Solitudine e responsabilità: da Esistenzialismo è un umanismo a Van Gogh
Van Gogh dipinse nel 1890 un quadro intriso di solitudine. Lo intitolò “Sulla soglia dell’eternità”; raffigura un vecchio che, seduto su una sedia traballante, ha il viso coperto dalle mani e un bagaglio di esperienze a pesargli sullo stomaco. Guardando il dipinto, ci si rende conto che anche Sartre, durante la conferenza, parlò di una solitudine simile. Il filosofo non usa mai questo termine ma, leggendo il testo, sembra di sentirla comunque, quella che sta in noi stessi, nelle nostre scelte, nel modo in cui ci adattiamo alla realtà.
La solitudine di chi è soprannominato sporcaccione perché si gira dall’altra parte davanti ad una condizione umana accomunante.

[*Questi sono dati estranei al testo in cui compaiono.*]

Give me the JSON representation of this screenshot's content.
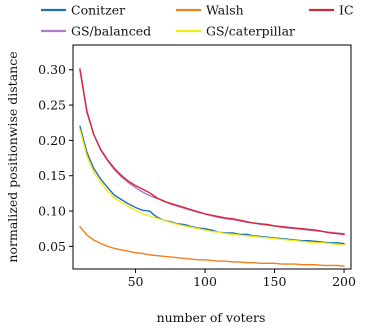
{
  "chart_data": {
    "type": "line",
    "title": "",
    "xlabel": "number of voters",
    "ylabel": "normalized positionwise distance",
    "xlim": [
      5,
      205
    ],
    "ylim": [
      0.018,
      0.335
    ],
    "xticks": [
      50,
      100,
      150,
      200
    ],
    "yticks": [
      0.05,
      0.1,
      0.15,
      0.2,
      0.25,
      0.3
    ],
    "ytick_labels": [
      "0.05",
      "0.10",
      "0.15",
      "0.20",
      "0.25",
      "0.30"
    ],
    "grid": false,
    "legend_position": "above plot, 3 columns",
    "x": [
      10,
      15,
      20,
      25,
      30,
      35,
      40,
      45,
      50,
      55,
      60,
      65,
      70,
      75,
      80,
      85,
      90,
      95,
      100,
      105,
      110,
      115,
      120,
      125,
      130,
      135,
      140,
      145,
      150,
      155,
      160,
      165,
      170,
      175,
      180,
      185,
      190,
      195,
      200
    ],
    "series": [
      {
        "name": "Conitzer",
        "color": "#1f6fb5",
        "values": [
          0.22,
          0.183,
          0.16,
          0.145,
          0.133,
          0.122,
          0.116,
          0.11,
          0.105,
          0.101,
          0.1,
          0.092,
          0.087,
          0.085,
          0.082,
          0.081,
          0.078,
          0.076,
          0.075,
          0.073,
          0.07,
          0.069,
          0.069,
          0.067,
          0.067,
          0.065,
          0.064,
          0.063,
          0.062,
          0.061,
          0.06,
          0.059,
          0.058,
          0.058,
          0.057,
          0.056,
          0.055,
          0.055,
          0.054
        ]
      },
      {
        "name": "Walsh",
        "color": "#f07f1a",
        "values": [
          0.078,
          0.066,
          0.059,
          0.054,
          0.05,
          0.047,
          0.045,
          0.043,
          0.041,
          0.04,
          0.038,
          0.037,
          0.036,
          0.035,
          0.034,
          0.033,
          0.032,
          0.031,
          0.031,
          0.03,
          0.029,
          0.029,
          0.028,
          0.028,
          0.027,
          0.027,
          0.026,
          0.026,
          0.026,
          0.025,
          0.025,
          0.025,
          0.024,
          0.024,
          0.024,
          0.023,
          0.023,
          0.023,
          0.022
        ]
      },
      {
        "name": "IC",
        "color": "#d62738",
        "values": [
          0.3,
          0.24,
          0.208,
          0.187,
          0.172,
          0.16,
          0.15,
          0.142,
          0.136,
          0.131,
          0.126,
          0.119,
          0.114,
          0.111,
          0.108,
          0.105,
          0.102,
          0.099,
          0.096,
          0.094,
          0.092,
          0.09,
          0.089,
          0.087,
          0.085,
          0.083,
          0.082,
          0.081,
          0.079,
          0.078,
          0.077,
          0.076,
          0.075,
          0.074,
          0.073,
          0.071,
          0.069,
          0.068,
          0.067
        ]
      },
      {
        "name": "GS/balanced",
        "color": "#b07cc6",
        "values": [
          0.302,
          0.242,
          0.208,
          0.186,
          0.171,
          0.158,
          0.148,
          0.14,
          0.133,
          0.127,
          0.122,
          0.118,
          0.115,
          0.11,
          0.107,
          0.104,
          0.101,
          0.098,
          0.096,
          0.093,
          0.091,
          0.089,
          0.088,
          0.086,
          0.084,
          0.083,
          0.081,
          0.08,
          0.079,
          0.077,
          0.076,
          0.075,
          0.074,
          0.073,
          0.072,
          0.071,
          0.07,
          0.069,
          0.068
        ]
      },
      {
        "name": "GS/caterpillar",
        "color": "#f3ec1c",
        "values": [
          0.215,
          0.178,
          0.155,
          0.14,
          0.128,
          0.118,
          0.112,
          0.106,
          0.101,
          0.096,
          0.093,
          0.09,
          0.087,
          0.084,
          0.081,
          0.079,
          0.077,
          0.075,
          0.073,
          0.071,
          0.07,
          0.068,
          0.067,
          0.066,
          0.065,
          0.064,
          0.063,
          0.062,
          0.061,
          0.06,
          0.059,
          0.058,
          0.057,
          0.056,
          0.055,
          0.055,
          0.054,
          0.053,
          0.052
        ]
      }
    ]
  }
}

Nulla allora disarma più di queste parole:
Possiamo comprendere perché la nostra dottrina faccia orrore a un certo numero di persone. Perché, spesso, esse hanno un solo modo di sopportare la loro miseria ed è di pensare: «le circostanze sono state contro di me, io valevo molto di più di quello che sono stato; è vero, non ho avuto grandi amori, grandi amicizie, ma questo è avvenuto perché non ho incontrato un uomo o una donna che ne fossero degni; non ho scritto libri perché me ne è mancato l’agio. È rimasta, dunque, in me, non usata eppure vitale, una quantità di disposizioni, di inclinazioni, di possibilità che mi danno un valore che la semplice serie dei miei anni non permette di misurare.»
Un’identità in perpetua costruzione
Il vecchio uomo, disegnato da Van Gogh, ritorna alla mente. È così? Ci rattrappiamo su noi stessi consapevoli che non ci sia scampo alla miseria del singolo? Oppure è da quella sedia che il salto va compiuto, nel definire un’identità che si sleghi dall’ambiente. Ma può l’identità slegarsi dall’ambiente in cui si cresce?

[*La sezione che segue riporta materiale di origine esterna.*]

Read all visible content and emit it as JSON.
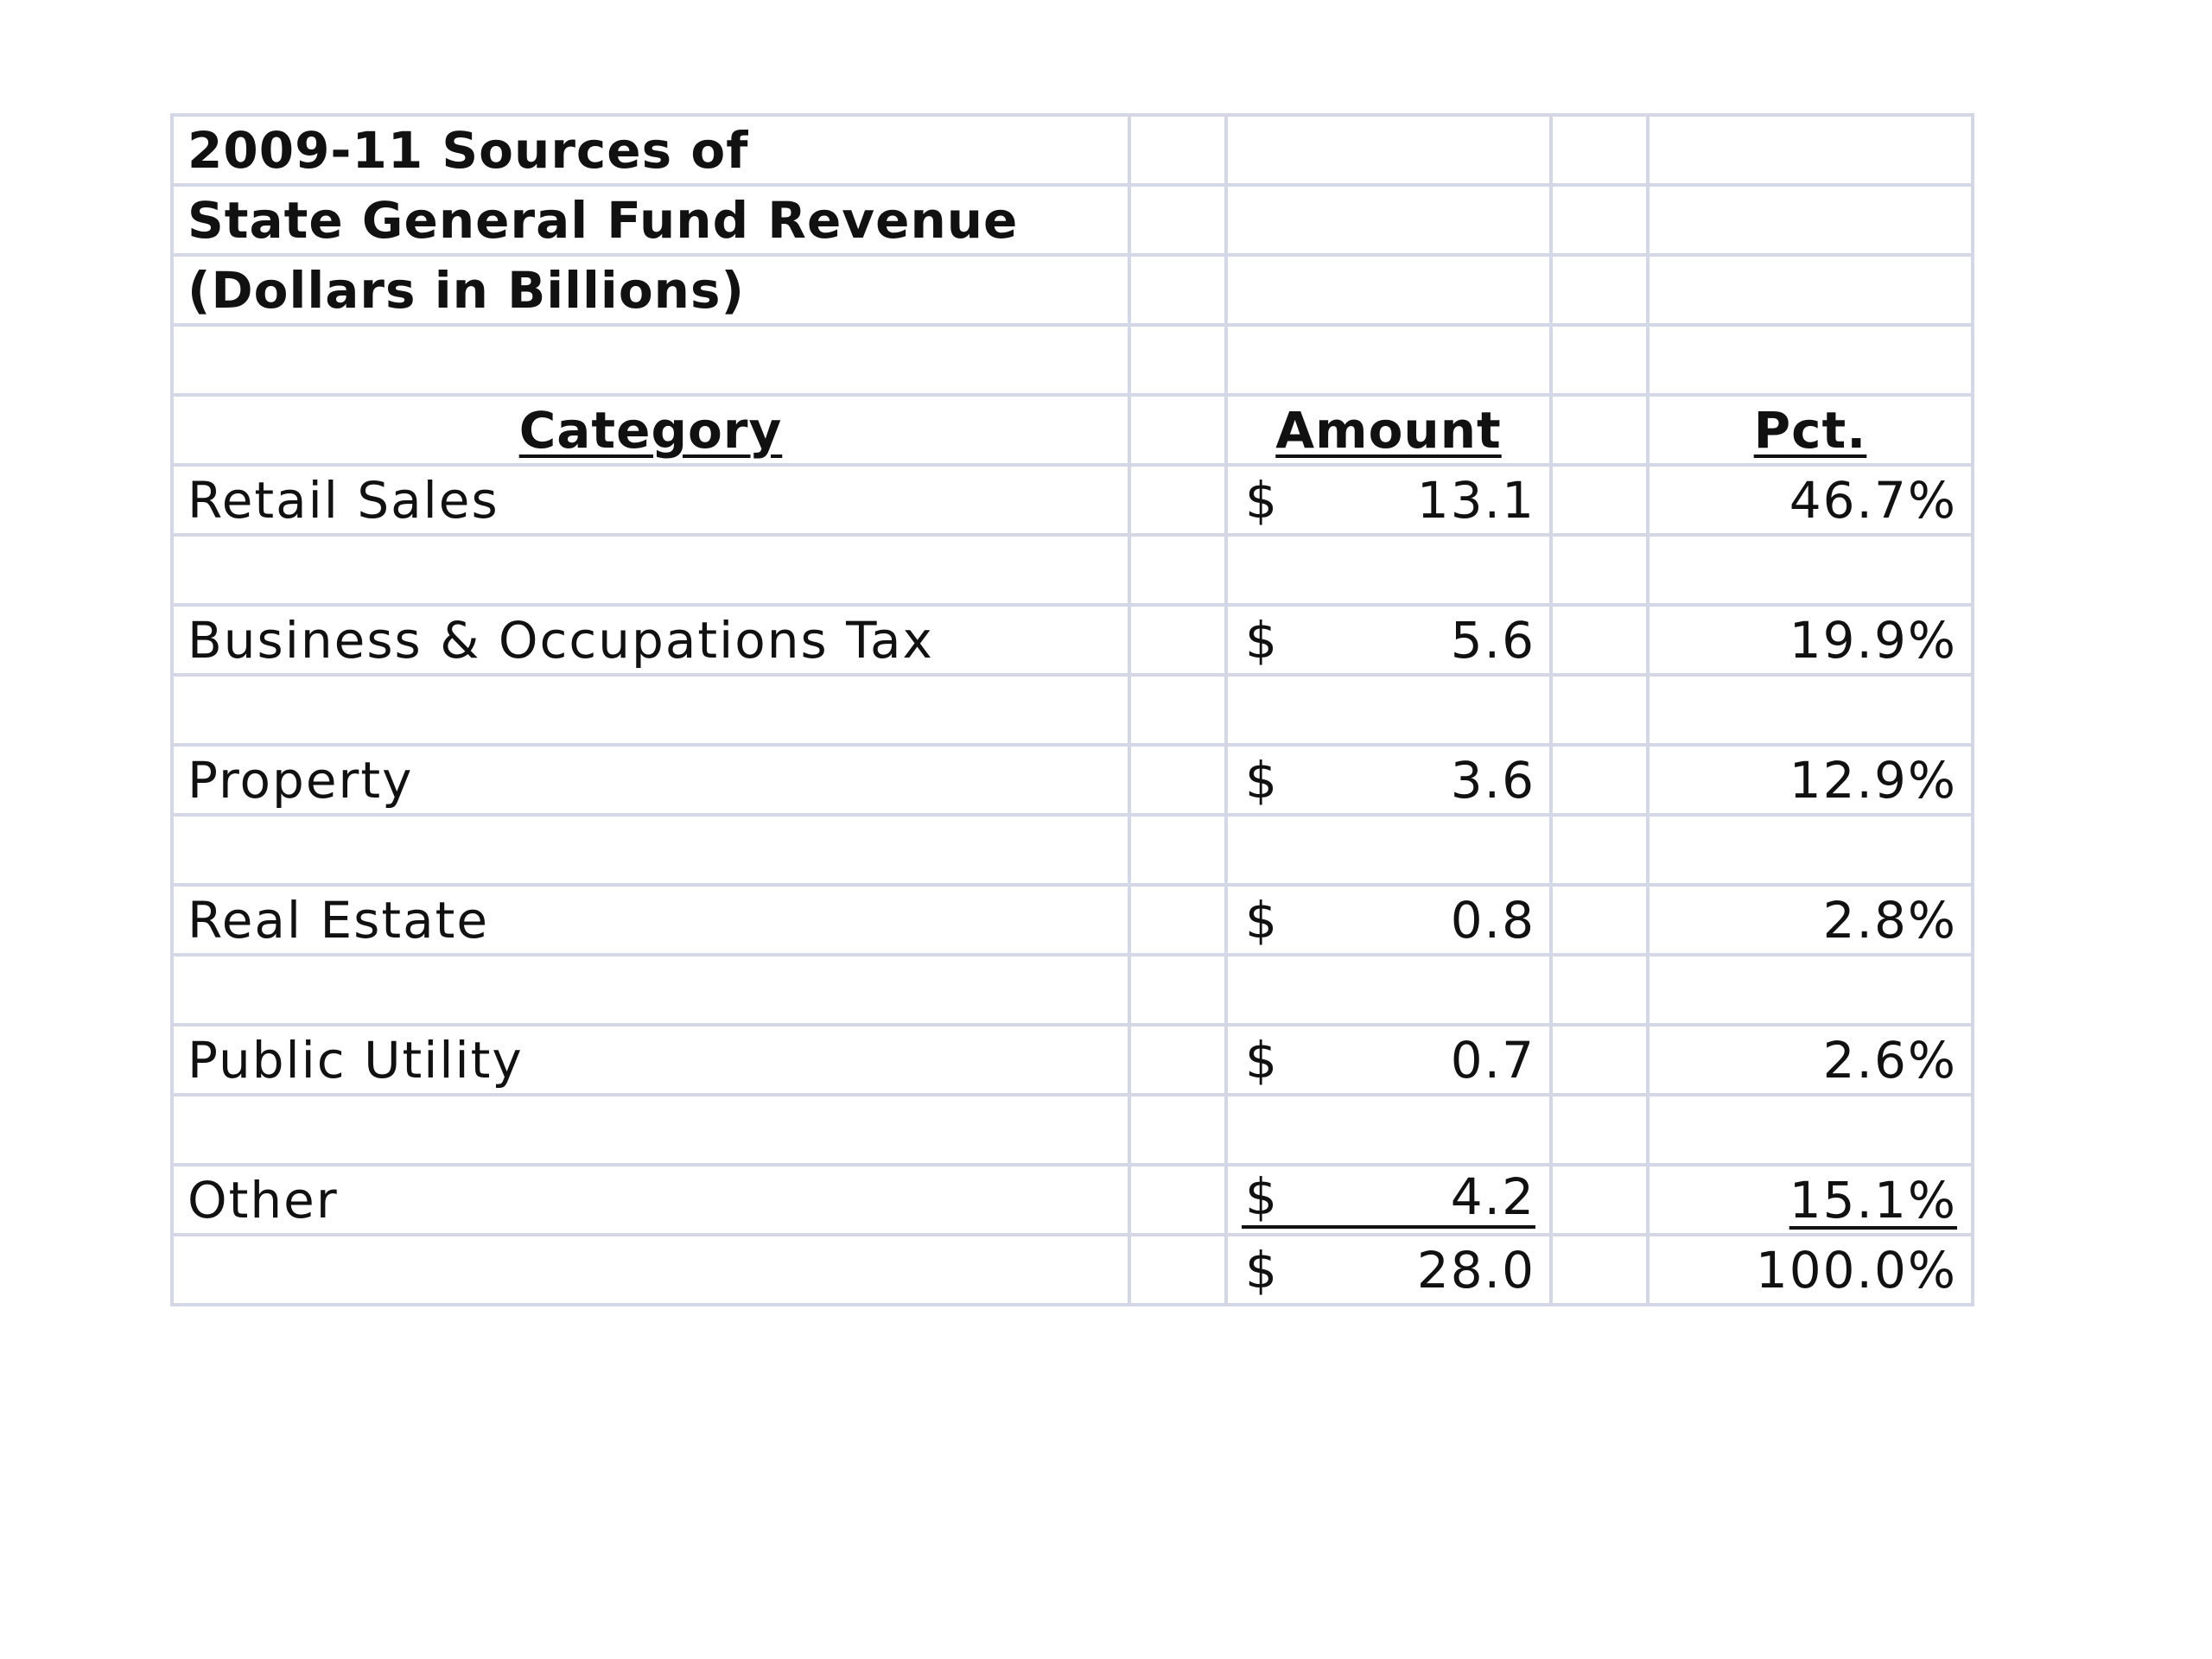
{
  "title": {
    "line1": "2009-11 Sources of",
    "line2": "State General Fund Revenue",
    "line3": "(Dollars in Billions)"
  },
  "headers": {
    "category": "Category",
    "amount": "Amount",
    "pct": "Pct."
  },
  "rows": [
    {
      "category": "Retail Sales",
      "currency": "$",
      "amount": "13.1",
      "pct": "46.7%"
    },
    {
      "category": "Business & Occupations Tax",
      "currency": "$",
      "amount": "5.6",
      "pct": "19.9%"
    },
    {
      "category": "Property",
      "currency": "$",
      "amount": "3.6",
      "pct": "12.9%"
    },
    {
      "category": "Real Estate",
      "currency": "$",
      "amount": "0.8",
      "pct": "2.8%"
    },
    {
      "category": "Public Utility",
      "currency": "$",
      "amount": "0.7",
      "pct": "2.6%"
    },
    {
      "category": "Other",
      "currency": "$",
      "amount": "4.2",
      "pct": "15.1%"
    }
  ],
  "total": {
    "currency": "$",
    "amount": "28.0",
    "pct": "100.0%"
  }
}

In fondo, sono molte le realtà che premono contro la nostra, urtando e paralizzando.
Così, Sartre ci ricorda che la responsabilità non è un macigno. Essa è una nuova prospettiva per l’azione. Essa è libertà. Il solipsismo dell’individuo, dal ripiego, ora si dispiega verso un umanismo esistenziale, fatto di scelta. Il progetto della vita non è destinato ad esaurirsi ma ad evolversi in una costruzione perpetua.